What will happen if tobacco prevention funding is cut?
Tobacco use is the single most preventable cause of death and disease in our society. If Nevada does not invest in efforts to prevent and control tobacco use, Nevadans will experience not only increased smoking rates but also increased health complications, reduced quality of life, and increased medical costs associated with the chronic diseases that result from tobacco use.

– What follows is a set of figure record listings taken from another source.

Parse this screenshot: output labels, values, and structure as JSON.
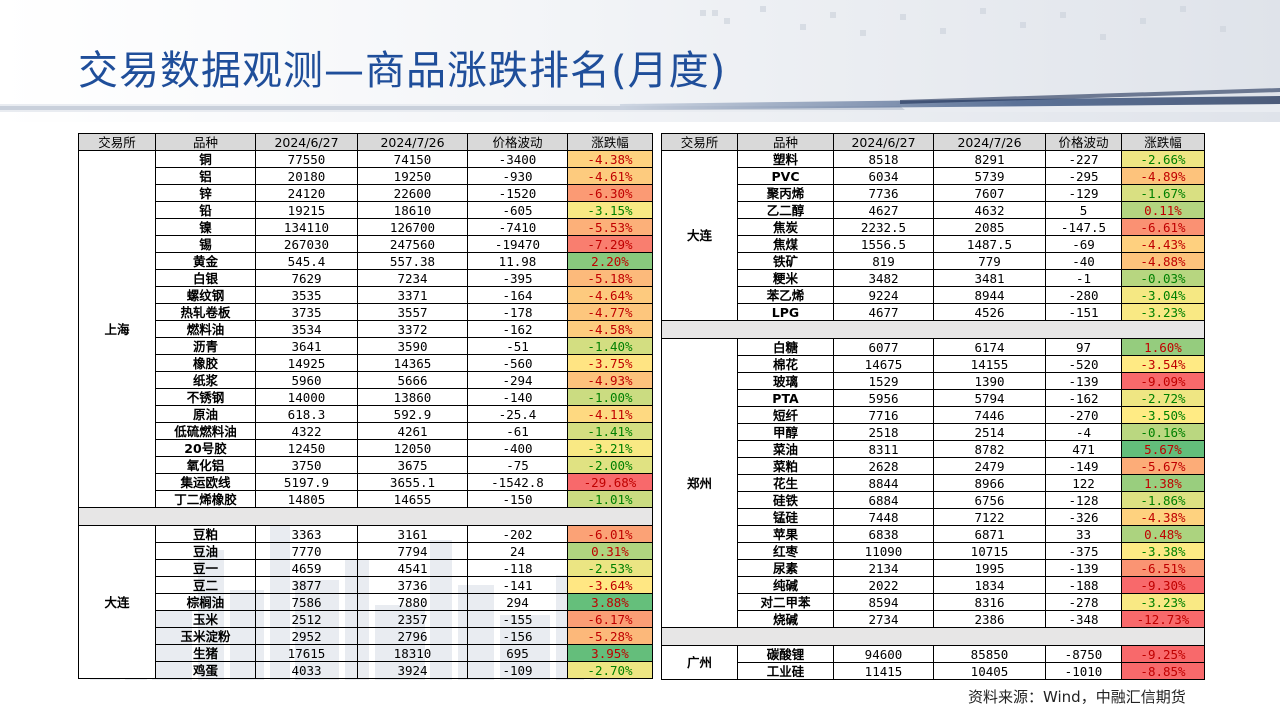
{
  "title": "交易数据观测—商品涨跌排名(月度)",
  "source": "资料来源：Wind，中融汇信期货",
  "headers": [
    "交易所",
    "品种",
    "2024/6/27",
    "2024/7/26",
    "价格波动",
    "涨跌幅"
  ],
  "left_groups": [
    {
      "exchange": "上海",
      "rows": [
        [
          "铜",
          "77550",
          "74150",
          "-3400",
          "-4.38%"
        ],
        [
          "铝",
          "20180",
          "19250",
          "-930",
          "-4.61%"
        ],
        [
          "锌",
          "24120",
          "22600",
          "-1520",
          "-6.30%"
        ],
        [
          "铅",
          "19215",
          "18610",
          "-605",
          "-3.15%"
        ],
        [
          "镍",
          "134110",
          "126700",
          "-7410",
          "-5.53%"
        ],
        [
          "锡",
          "267030",
          "247560",
          "-19470",
          "-7.29%"
        ],
        [
          "黄金",
          "545.4",
          "557.38",
          "11.98",
          "2.20%"
        ],
        [
          "白银",
          "7629",
          "7234",
          "-395",
          "-5.18%"
        ],
        [
          "螺纹钢",
          "3535",
          "3371",
          "-164",
          "-4.64%"
        ],
        [
          "热轧卷板",
          "3735",
          "3557",
          "-178",
          "-4.77%"
        ],
        [
          "燃料油",
          "3534",
          "3372",
          "-162",
          "-4.58%"
        ],
        [
          "沥青",
          "3641",
          "3590",
          "-51",
          "-1.40%"
        ],
        [
          "橡胶",
          "14925",
          "14365",
          "-560",
          "-3.75%"
        ],
        [
          "纸浆",
          "5960",
          "5666",
          "-294",
          "-4.93%"
        ],
        [
          "不锈钢",
          "14000",
          "13860",
          "-140",
          "-1.00%"
        ],
        [
          "原油",
          "618.3",
          "592.9",
          "-25.4",
          "-4.11%"
        ],
        [
          "低硫燃料油",
          "4322",
          "4261",
          "-61",
          "-1.41%"
        ],
        [
          "20号胶",
          "12450",
          "12050",
          "-400",
          "-3.21%"
        ],
        [
          "氧化铝",
          "3750",
          "3675",
          "-75",
          "-2.00%"
        ],
        [
          "集运欧线",
          "5197.9",
          "3655.1",
          "-1542.8",
          "-29.68%"
        ],
        [
          "丁二烯橡胶",
          "14805",
          "14655",
          "-150",
          "-1.01%"
        ]
      ]
    },
    {
      "exchange": "大连",
      "rows": [
        [
          "豆粕",
          "3363",
          "3161",
          "-202",
          "-6.01%"
        ],
        [
          "豆油",
          "7770",
          "7794",
          "24",
          "0.31%"
        ],
        [
          "豆一",
          "4659",
          "4541",
          "-118",
          "-2.53%"
        ],
        [
          "豆二",
          "3877",
          "3736",
          "-141",
          "-3.64%"
        ],
        [
          "棕榈油",
          "7586",
          "7880",
          "294",
          "3.88%"
        ],
        [
          "玉米",
          "2512",
          "2357",
          "-155",
          "-6.17%"
        ],
        [
          "玉米淀粉",
          "2952",
          "2796",
          "-156",
          "-5.28%"
        ],
        [
          "生猪",
          "17615",
          "18310",
          "695",
          "3.95%"
        ],
        [
          "鸡蛋",
          "4033",
          "3924",
          "-109",
          "-2.70%"
        ]
      ]
    }
  ],
  "right_groups": [
    {
      "exchange": "大连",
      "rows": [
        [
          "塑料",
          "8518",
          "8291",
          "-227",
          "-2.66%"
        ],
        [
          "PVC",
          "6034",
          "5739",
          "-295",
          "-4.89%"
        ],
        [
          "聚丙烯",
          "7736",
          "7607",
          "-129",
          "-1.67%"
        ],
        [
          "乙二醇",
          "4627",
          "4632",
          "5",
          "0.11%"
        ],
        [
          "焦炭",
          "2232.5",
          "2085",
          "-147.5",
          "-6.61%"
        ],
        [
          "焦煤",
          "1556.5",
          "1487.5",
          "-69",
          "-4.43%"
        ],
        [
          "铁矿",
          "819",
          "779",
          "-40",
          "-4.88%"
        ],
        [
          "粳米",
          "3482",
          "3481",
          "-1",
          "-0.03%"
        ],
        [
          "苯乙烯",
          "9224",
          "8944",
          "-280",
          "-3.04%"
        ],
        [
          "LPG",
          "4677",
          "4526",
          "-151",
          "-3.23%"
        ]
      ]
    },
    {
      "exchange": "郑州",
      "rows": [
        [
          "白糖",
          "6077",
          "6174",
          "97",
          "1.60%"
        ],
        [
          "棉花",
          "14675",
          "14155",
          "-520",
          "-3.54%"
        ],
        [
          "玻璃",
          "1529",
          "1390",
          "-139",
          "-9.09%"
        ],
        [
          "PTA",
          "5956",
          "5794",
          "-162",
          "-2.72%"
        ],
        [
          "短纤",
          "7716",
          "7446",
          "-270",
          "-3.50%"
        ],
        [
          "甲醇",
          "2518",
          "2514",
          "-4",
          "-0.16%"
        ],
        [
          "菜油",
          "8311",
          "8782",
          "471",
          "5.67%"
        ],
        [
          "菜粕",
          "2628",
          "2479",
          "-149",
          "-5.67%"
        ],
        [
          "花生",
          "8844",
          "8966",
          "122",
          "1.38%"
        ],
        [
          "硅铁",
          "6884",
          "6756",
          "-128",
          "-1.86%"
        ],
        [
          "锰硅",
          "7448",
          "7122",
          "-326",
          "-4.38%"
        ],
        [
          "苹果",
          "6838",
          "6871",
          "33",
          "0.48%"
        ],
        [
          "红枣",
          "11090",
          "10715",
          "-375",
          "-3.38%"
        ],
        [
          "尿素",
          "2134",
          "1995",
          "-139",
          "-6.51%"
        ],
        [
          "纯碱",
          "2022",
          "1834",
          "-188",
          "-9.30%"
        ],
        [
          "对二甲苯",
          "8594",
          "8316",
          "-278",
          "-3.23%"
        ],
        [
          "烧碱",
          "2734",
          "2386",
          "-348",
          "-12.73%"
        ]
      ]
    },
    {
      "exchange": "广州",
      "rows": [
        [
          "碳酸锂",
          "94600",
          "85850",
          "-8750",
          "-9.25%"
        ],
        [
          "工业硅",
          "11415",
          "10405",
          "-1010",
          "-8.85%"
        ]
      ]
    }
  ],
  "colors": {
    "title": "#1f4e9a",
    "max_pos": "#63be7b",
    "min_neg": "#f8696b",
    "mid": "#ffeb84"
  }
}
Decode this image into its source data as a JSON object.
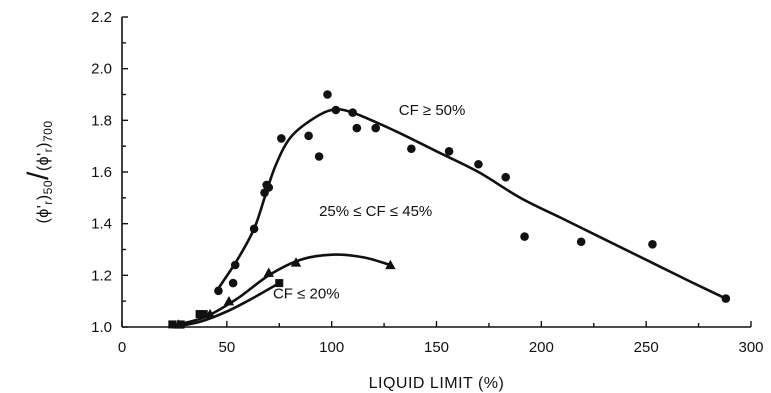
{
  "chart_data": {
    "type": "scatter",
    "xlabel": "LIQUID LIMIT (%)",
    "ylabel_parts": [
      "(ϕ'",
      "r",
      ")",
      "50",
      "/",
      "(ϕ'",
      "r",
      ")",
      "700"
    ],
    "xlim": [
      0,
      300
    ],
    "ylim": [
      1.0,
      2.2
    ],
    "x_ticks": [
      "0",
      "50",
      "100",
      "150",
      "200",
      "250",
      "300"
    ],
    "y_ticks": [
      "1.0",
      "1.2",
      "1.4",
      "1.6",
      "1.8",
      "2.0",
      "2.2"
    ],
    "series": [
      {
        "name": "CF ≥ 50%",
        "marker": "circle",
        "points": [
          [
            46,
            1.14
          ],
          [
            53,
            1.17
          ],
          [
            54,
            1.24
          ],
          [
            63,
            1.38
          ],
          [
            68,
            1.52
          ],
          [
            69,
            1.55
          ],
          [
            70,
            1.54
          ],
          [
            76,
            1.73
          ],
          [
            89,
            1.74
          ],
          [
            94,
            1.66
          ],
          [
            98,
            1.9
          ],
          [
            102,
            1.84
          ],
          [
            110,
            1.83
          ],
          [
            112,
            1.77
          ],
          [
            121,
            1.77
          ],
          [
            138,
            1.69
          ],
          [
            156,
            1.68
          ],
          [
            170,
            1.63
          ],
          [
            183,
            1.58
          ],
          [
            192,
            1.35
          ],
          [
            219,
            1.33
          ],
          [
            253,
            1.32
          ],
          [
            288,
            1.11
          ]
        ],
        "curve": [
          [
            46,
            1.15
          ],
          [
            55,
            1.26
          ],
          [
            63,
            1.38
          ],
          [
            68,
            1.5
          ],
          [
            73,
            1.62
          ],
          [
            80,
            1.73
          ],
          [
            90,
            1.8
          ],
          [
            100,
            1.84
          ],
          [
            110,
            1.83
          ],
          [
            130,
            1.76
          ],
          [
            150,
            1.68
          ],
          [
            170,
            1.6
          ],
          [
            190,
            1.5
          ],
          [
            210,
            1.42
          ],
          [
            230,
            1.34
          ],
          [
            250,
            1.26
          ],
          [
            270,
            1.18
          ],
          [
            288,
            1.11
          ]
        ]
      },
      {
        "name": "25% ≤ CF ≤ 45%",
        "marker": "triangle",
        "points": [
          [
            27,
            1.01
          ],
          [
            42,
            1.05
          ],
          [
            51,
            1.1
          ],
          [
            70,
            1.21
          ],
          [
            83,
            1.25
          ],
          [
            128,
            1.24
          ]
        ],
        "curve": [
          [
            27,
            1.01
          ],
          [
            40,
            1.04
          ],
          [
            55,
            1.11
          ],
          [
            70,
            1.2
          ],
          [
            85,
            1.26
          ],
          [
            100,
            1.28
          ],
          [
            115,
            1.27
          ],
          [
            128,
            1.24
          ]
        ]
      },
      {
        "name": "CF ≤ 20%",
        "marker": "square",
        "points": [
          [
            24,
            1.01
          ],
          [
            28,
            1.01
          ],
          [
            37,
            1.05
          ],
          [
            39,
            1.05
          ],
          [
            75,
            1.17
          ]
        ],
        "curve": [
          [
            24,
            1.0
          ],
          [
            37,
            1.02
          ],
          [
            50,
            1.06
          ],
          [
            62,
            1.11
          ],
          [
            75,
            1.17
          ]
        ]
      }
    ],
    "annotations": [
      {
        "text": "CF ≥ 50%",
        "x": 132,
        "y": 1.82
      },
      {
        "text": "25% ≤ CF ≤ 45%",
        "x": 94,
        "y": 1.43
      },
      {
        "text": "CF ≤ 20%",
        "x": 72,
        "y": 1.11
      }
    ]
  }
}
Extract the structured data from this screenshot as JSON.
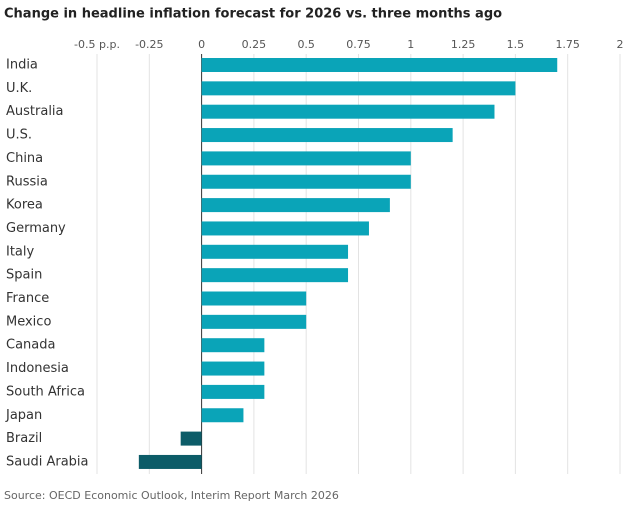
{
  "chart_data": {
    "type": "hbar",
    "title": "Change in headline inflation forecast for 2026 vs. three months ago",
    "source": "Source: OECD Economic Outlook, Interim Report March 2026",
    "categories": [
      "India",
      "U.K.",
      "Australia",
      "U.S.",
      "China",
      "Russia",
      "Korea",
      "Germany",
      "Italy",
      "Spain",
      "France",
      "Mexico",
      "Canada",
      "Indonesia",
      "South Africa",
      "Japan",
      "Brazil",
      "Saudi Arabia"
    ],
    "values": [
      1.7,
      1.5,
      1.4,
      1.2,
      1.0,
      1.0,
      0.9,
      0.8,
      0.7,
      0.7,
      0.5,
      0.5,
      0.3,
      0.3,
      0.3,
      0.2,
      -0.1,
      -0.3
    ],
    "color": "#0aa4b8",
    "negative_color": "#0c5c68",
    "xlim": [
      -0.5,
      2
    ],
    "xticks": [
      {
        "value": -0.5,
        "label": "-0.5 p.p."
      },
      -0.25,
      0,
      0.25,
      0.5,
      0.75,
      1,
      1.25,
      1.5,
      1.75,
      2
    ],
    "grid": true
  }
}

Studies have found that once tobacco prevention funding is eliminated or reduced significantly, smoking rates begin to increase quickly, leading to a reversal of positive tobacco trends. A reduction of tobacco prevention funding could also result in job loss within Nevada’s public health workforce, as it did just a decade ago when funding was eliminated.
The best way for a state to reduce tobacco use and its harms and costs is to establish an adequately funded comprehensive tobacco prevention program that employs a variety of proven approaches, including smoke-free laws and periodic tobacco tax increases. Published studies provide evidence of the effectiveness of comprehensive tobacco control programs and tobacco control policies, in both reducing harms associated with tobacco use and increasing quit rates among smokers.